Q: Can it be used for tasks other than pile driving?

A: Absolutely. LRTK can be applied to layout of building foundations, setting out locations for temporary structures, establishing control points in roadworks, locating buried pipes, and all kinds of surveying and layout tasks. It helps visualize coordinate points from drawings on site, so one device can streamline many types of field surveying.

Q: What is the positioning accuracy?

A: It depends on environmental conditions, but typically horizontal positions are accurate to about ± a few centimeters (± a few inches), and vertical accuracy is a few centimeters to less than ten centimeters (a few inches to less than 3.9 in). This is dramatically more accurate than standalone GPS and is sufficient for pile driving and staking-out in construction sites.

Q: Does weather or surrounding environment affect positioning accuracy?

A: Because it relies on satellite signals, accuracy is generally only slightly affected by light rain or cloudy skies if the site is outdoors with open sky. However, in environments where the overhead view is obstructed—such as inside forests or surrounded by high-rise buildings—satellite reception can be poor and accuracy may degrade. In such cases, positioning may take longer or errors may increase, so consider changing observation points as needed. The LRTK device is dustproof and waterproof, so it operates fine in light rain.

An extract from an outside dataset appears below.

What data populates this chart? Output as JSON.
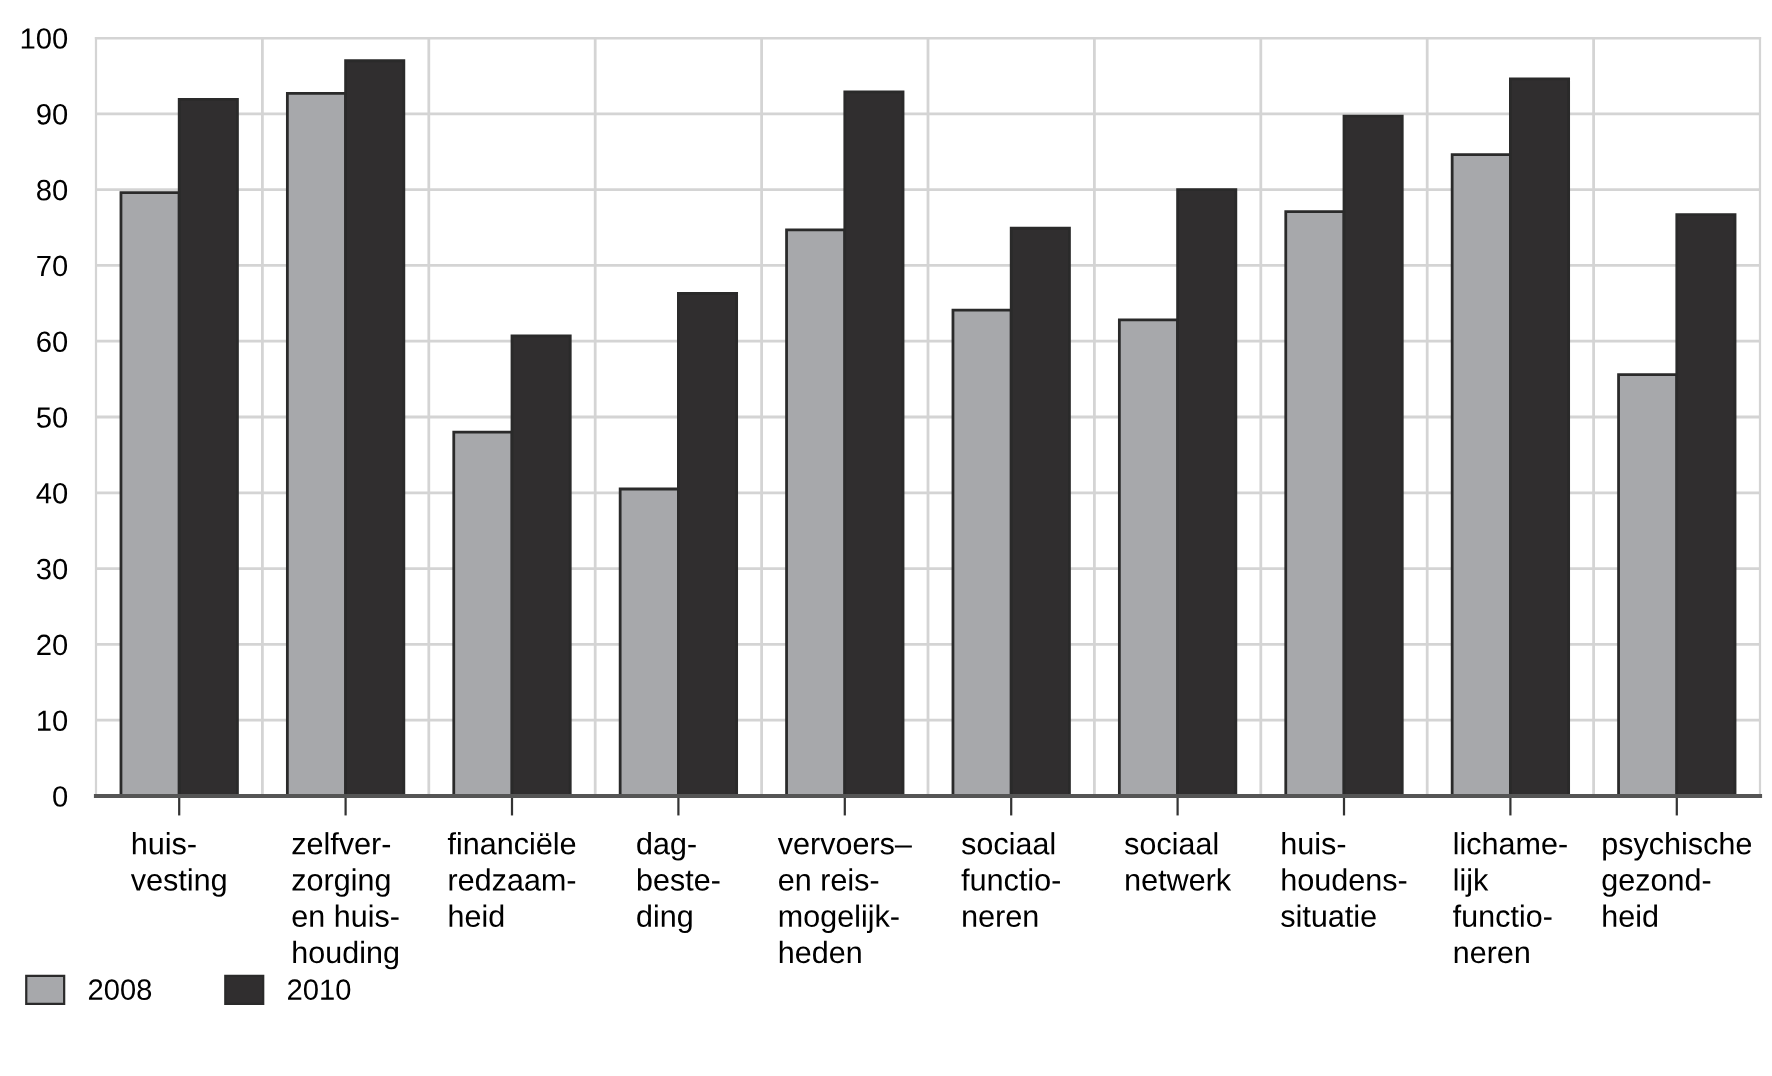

Q: What do I need to use it?

A: All you need is the LRTK device and a compatible smartphone. The app is available for both Android and iPhone. RTK positioning requires receiving correction data from a reference station, but LRTK supports network RTK via mobile communications, so if your phone has cellular connectivity on site you can perform high-precision positioning. In Japan, LRTK is also compatible with the Quasi-Zenith Satellite System (QZSS) high-precision augmentation service (CLAS), which allows centimeter-level positioning without an internet connection within the supported coverage area.

Q: I'm worried about the cost of introduction—does it offer cost-effectiveness?

A: LRTK is generally more affordable than a full set of dedicated surveying instruments and makes use of existing smartphones, reducing waste. It can also reduce the need to hire external surveying contractors, lowering operating costs. Considering labor and time savings and resulting productivity improvements, adopting LRTK can be a cost-effective investment.

Q: I'm concerned the operation might be difficult. Is there support?

A: The LRTK provider offers initial device setup assistance and provides training materials and manuals on app usage. Support contact is available, so even those unfamiliar with device operation can introduce it with confidence. If you encounter problems on site, you can consult the support desk for advice.